Senate money laundering bills continue to duel, Dems get 9 new sponsors

Sens. Elizabeth Warren and Roger Marshall have recruited nine new Democratic co-sponsors for their Digital Asset Anti-Money Laundering Act of 2023, a bill some industry advocates say could effectively kill crypto in the US. 

Two committee heads joined the effort and signed onto the legislation: Homeland Security Chair Gary Peters, D-Mich., and Judiciary Chair Dick Durbin, D-Ill. The other new co-sponsors are Sens. Tina Smith, D-Minn.; Angus King, I-Maine; Jeanne Shaheen, D-N.H.; Bob Casey, D-Pa.; Richard Blumenthal, D-Conn.; Michael Bennet, D-Colo.; and Catherine Cortez Masto, D-Nev.
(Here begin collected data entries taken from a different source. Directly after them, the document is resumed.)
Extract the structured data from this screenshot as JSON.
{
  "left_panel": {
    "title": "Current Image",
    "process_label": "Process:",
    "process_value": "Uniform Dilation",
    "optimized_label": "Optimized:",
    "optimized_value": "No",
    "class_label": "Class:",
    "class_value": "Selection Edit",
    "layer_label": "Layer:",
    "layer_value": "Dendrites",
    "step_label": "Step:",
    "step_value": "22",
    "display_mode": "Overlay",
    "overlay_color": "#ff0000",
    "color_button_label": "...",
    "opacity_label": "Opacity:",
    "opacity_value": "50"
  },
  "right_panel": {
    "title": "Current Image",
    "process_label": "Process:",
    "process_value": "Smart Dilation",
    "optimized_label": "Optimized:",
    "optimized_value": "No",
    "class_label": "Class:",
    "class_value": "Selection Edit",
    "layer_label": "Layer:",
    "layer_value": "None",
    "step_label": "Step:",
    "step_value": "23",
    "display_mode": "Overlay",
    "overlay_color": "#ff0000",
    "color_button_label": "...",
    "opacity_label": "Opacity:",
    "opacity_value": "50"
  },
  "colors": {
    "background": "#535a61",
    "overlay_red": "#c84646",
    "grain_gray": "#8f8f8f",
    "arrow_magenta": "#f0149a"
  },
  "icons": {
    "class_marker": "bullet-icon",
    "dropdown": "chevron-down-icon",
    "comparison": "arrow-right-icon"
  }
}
Warren and Marshall reintroduced the bill last month after an initial version of the text was unsuccessful last congressional session. 

The legislation aims to bring “crypto participants” — defined in the bill as wallet providers, miners and validators — under compliance requirements for financial institutions. If the bill passes, these entities will have to file reports for any transactions exceeding $10,000 and report any activity that could signify money laundering or tax evasion. 

Warren called the legislation “a bill that would close loopholes in anti-money laundering rules, cutting off drug suppliers and cartels from using crypto to facilitate their illegal business,” she said in a July statement. 

The bill’s adversaries argue that these requirements are too strict and difficult to impose on these parties. 

“The bill effectively removes validators and miners from the US to the detriment of consumer safety and security,” Cody Carbone, vice president of policy at the Chamber of Digital Commerce said. 

Also in the Senate is the Crypto Asset National Security Enhancement Act of 2023, introduced in July and similar to Warren and Marshall’s text. The Crypto Asset National Security Enhancement Act of 2023, as of now, has more bipartisan support. It is sponsored by Sens. Jack Reed, D-R.I.; Mark Warner, D-Va.; Mike Rounds, R-S.D.; and Mitt Romney, R-Utah. 

“Luckily, [the Digital Asset Anti-Money Laundering Act of 2023] still remains a largely partisan effort and does not have support to be enacted,” Carbone added.